Warum Mandy ihr Studium bei Götz George mit Dollars bezahlen soll und die Wölfe im Krieg gegen den IS-Terror per Brandbrief zur Deeskalation aufgefordert werden.
Der Branchendienst Meedia verschickt netterweise die Titelseiten deutscher Tageszeitungen per Newsletter. Anhand dieser Seiten kann man auf beeindruckende Weise sehen, wie willkürlich Zeitungsredaktionen ihre Aufmacherthemen gestalten, wie subjektiv sie die Nachrichten für ihre Leser gewichten. Hier ein kurzer Überblick über die Aufmacher-Schlagzeilen von heute:
Bild: „Özil und Mandy. Alles aus?“
Faz: „Merkel fordert Moskau zur Deeskalation in der Ukraine auf“
Die Welt: „Länder fordern vom Bund mehr Geld für Flüchtlinge“
Handelsblatt: „Dollar. Das Comeback“
SZ: „Akademiker sollen fürs Studium zahlen“
taz: „Des Müllers neue Kleider“ (gemeint: der Entwicklungshilfeminister)
Neue Westfälische: „Westfalens Ärztepräsident schließt Sterbehilfe nicht aus“
Berliner Morgenpost: „Brandbrief an Senatorin: Schulleiter warnen vor Scheitern der Inklusion“
Berliner Kurier: „Götz George wirft hin!“
Hamburger Abendblatt: „Uni-Präsident löst Kopfschütteln im Rathaus aus“
Hamburger Morgenpost: „Empörung über Harburger Schäfer: Schießt die Wölfe ab!“
Kölner Express: „Kölner Rocker im Krieg gegen IS-Terror“
Rheinische Post: „Neue Ebola-Verdachtsfälle in Europa“
Am häufigsten findet sich das BGH-Urteil zur Sterbehilfe unter den Aufmachern. Früher wäre das selbstverständlich gewesen. Aber die Themenpalette selbst der seriösen Presse ist heute beachtlich breit.
Was sagt uns das über den inneren Zustand der Köpfe der Nachrichten-Journalisten? Oder über den der Leser? Nur die wenigsten werden ja alle Zeitungs-Aufmacher zur Kenntnis nehmen. Also kommt es – je nach Region und Abonnement – zu ganz unterschiedlichen (Gesprächs-) Themenprägungen. Götz George oder Ebola. Dollar oder Flüchtlinge. Mandy oder Sterbehilfe.
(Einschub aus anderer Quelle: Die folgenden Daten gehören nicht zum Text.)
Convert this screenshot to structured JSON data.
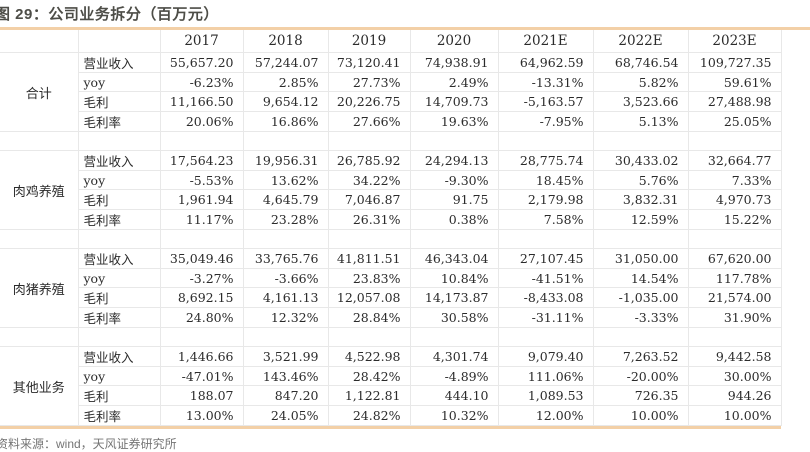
{
  "title": "图 29：公司业务拆分（百万元）",
  "source": "资料来源：wind，天风证券研究所",
  "colors": {
    "accent_line": "#f3d0a7",
    "grid_line": "#e8e8e8",
    "title_text": "#4d4d47",
    "source_text": "#757575"
  },
  "table": {
    "year_columns": [
      "2017",
      "2018",
      "2019",
      "2020",
      "2021E",
      "2022E",
      "2023E"
    ],
    "metric_labels": [
      "营业收入",
      "yoy",
      "毛利",
      "毛利率"
    ],
    "sections": [
      {
        "name": "合计",
        "rows": [
          [
            "55,657.20",
            "57,244.07",
            "73,120.41",
            "74,938.91",
            "64,962.59",
            "68,746.54",
            "109,727.35"
          ],
          [
            "-6.23%",
            "2.85%",
            "27.73%",
            "2.49%",
            "-13.31%",
            "5.82%",
            "59.61%"
          ],
          [
            "11,166.50",
            "9,654.12",
            "20,226.75",
            "14,709.73",
            "-5,163.57",
            "3,523.66",
            "27,488.98"
          ],
          [
            "20.06%",
            "16.86%",
            "27.66%",
            "19.63%",
            "-7.95%",
            "5.13%",
            "25.05%"
          ]
        ]
      },
      {
        "name": "肉鸡养殖",
        "rows": [
          [
            "17,564.23",
            "19,956.31",
            "26,785.92",
            "24,294.13",
            "28,775.74",
            "30,433.02",
            "32,664.77"
          ],
          [
            "-5.53%",
            "13.62%",
            "34.22%",
            "-9.30%",
            "18.45%",
            "5.76%",
            "7.33%"
          ],
          [
            "1,961.94",
            "4,645.79",
            "7,046.87",
            "91.75",
            "2,179.98",
            "3,832.31",
            "4,970.73"
          ],
          [
            "11.17%",
            "23.28%",
            "26.31%",
            "0.38%",
            "7.58%",
            "12.59%",
            "15.22%"
          ]
        ]
      },
      {
        "name": "肉猪养殖",
        "rows": [
          [
            "35,049.46",
            "33,765.76",
            "41,811.51",
            "46,343.04",
            "27,107.45",
            "31,050.00",
            "67,620.00"
          ],
          [
            "-3.27%",
            "-3.66%",
            "23.83%",
            "10.84%",
            "-41.51%",
            "14.54%",
            "117.78%"
          ],
          [
            "8,692.15",
            "4,161.13",
            "12,057.08",
            "14,173.87",
            "-8,433.08",
            "-1,035.00",
            "21,574.00"
          ],
          [
            "24.80%",
            "12.32%",
            "28.84%",
            "30.58%",
            "-31.11%",
            "-3.33%",
            "31.90%"
          ]
        ]
      },
      {
        "name": "其他业务",
        "rows": [
          [
            "1,446.66",
            "3,521.99",
            "4,522.98",
            "4,301.74",
            "9,079.40",
            "7,263.52",
            "9,442.58"
          ],
          [
            "-47.01%",
            "143.46%",
            "28.42%",
            "-4.89%",
            "111.06%",
            "-20.00%",
            "30.00%"
          ],
          [
            "188.07",
            "847.20",
            "1,122.81",
            "444.10",
            "1,089.53",
            "726.35",
            "944.26"
          ],
          [
            "13.00%",
            "24.05%",
            "24.82%",
            "10.32%",
            "12.00%",
            "10.00%",
            "10.00%"
          ]
        ]
      }
    ]
  }
}
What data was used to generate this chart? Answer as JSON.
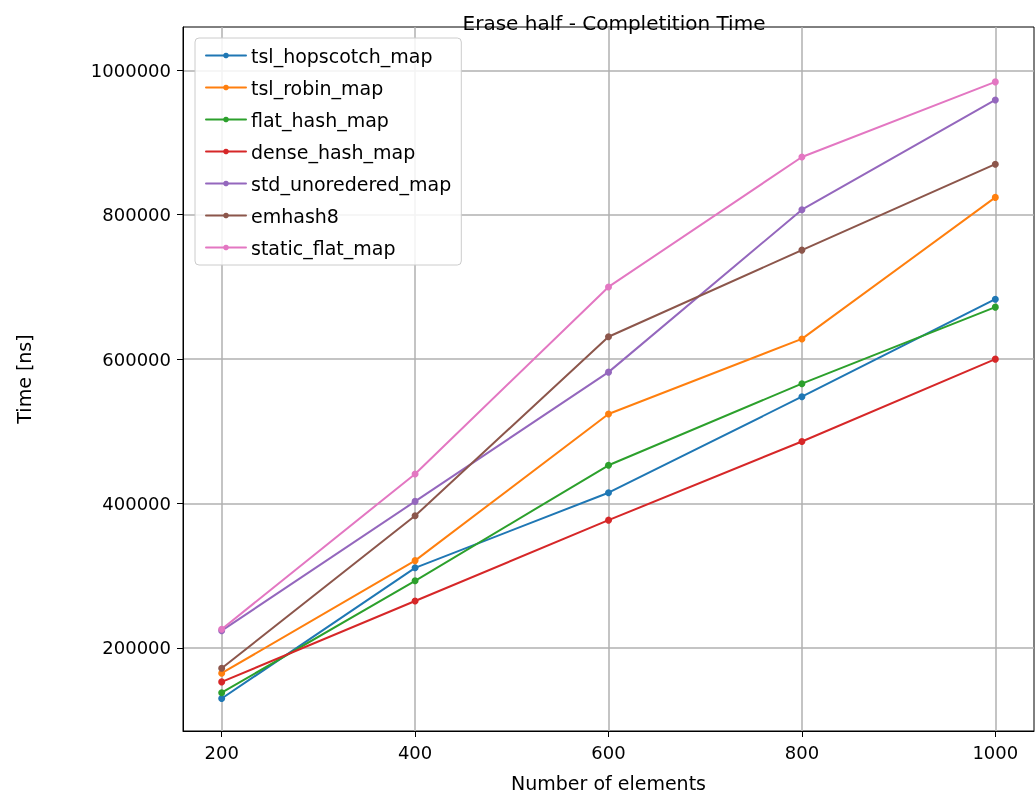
{
  "chart_data": {
    "type": "line",
    "title": "Erase half - Completition Time",
    "xlabel": "Number of elements",
    "ylabel": "Time [ns]",
    "x": [
      200,
      400,
      600,
      800,
      1000
    ],
    "series": [
      {
        "name": "tsl_hopscotch_map",
        "color": "#1f77b4",
        "values": [
          130000,
          311000,
          415000,
          548000,
          683000
        ]
      },
      {
        "name": "tsl_robin_map",
        "color": "#ff7f0e",
        "values": [
          165000,
          321000,
          524000,
          628000,
          824000
        ]
      },
      {
        "name": "flat_hash_map",
        "color": "#2ca02c",
        "values": [
          138000,
          293000,
          453000,
          566000,
          672000
        ]
      },
      {
        "name": "dense_hash_map",
        "color": "#d62728",
        "values": [
          153000,
          265000,
          377000,
          486000,
          600000
        ]
      },
      {
        "name": "std_unoredered_map",
        "color": "#9467bd",
        "values": [
          224000,
          403000,
          582000,
          807000,
          959000
        ]
      },
      {
        "name": "emhash8",
        "color": "#8c564b",
        "values": [
          172000,
          383000,
          631000,
          751000,
          870000
        ]
      },
      {
        "name": "static_flat_map",
        "color": "#e377c2",
        "values": [
          226000,
          441000,
          700000,
          880000,
          984000
        ]
      }
    ],
    "xlim": [
      160,
      1040
    ],
    "ylim": [
      85000,
      1060000
    ],
    "xticks": [
      200,
      400,
      600,
      800,
      1000
    ],
    "yticks": [
      200000,
      400000,
      600000,
      800000,
      1000000
    ],
    "grid": true,
    "legend": "top left",
    "marker": "circle",
    "line_style": "solid"
  }
}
Nein, das ist kein Plädoyer für einheitliche Themenaufmacher. Die zitierten Schlagzeilen sollen nur zeigen, dass die Nachrichtenchefs der Zeitungen mit willkürlichen Auswahlkriterien arbeiten. Diejenigen, die sich gern damit brüsten, den Lesern Orientierung in der Nachrichtenflut zu verschaffen, sind in Wahrheit ebenso desorientiert. Denn die Zeitungen, das wird durch das verstärkte Setzen der Medien aufs Wochenende immer deutlicher, sind keine Nachrichtengewichter mehr, sondern Unterhaltungsmagazine mit eingebautem Gruseleffekt. Die Titelseite hat ihre Funktion komplett verändert. Nicht das Wichtigste steht vorn, sondern ein zielgruppen-erprobtes Lese-Lockmittel. Anspruchsvollere Leser müssen sich ihre Nachrichtengewichtung im Internet selbst zusammenbasteln.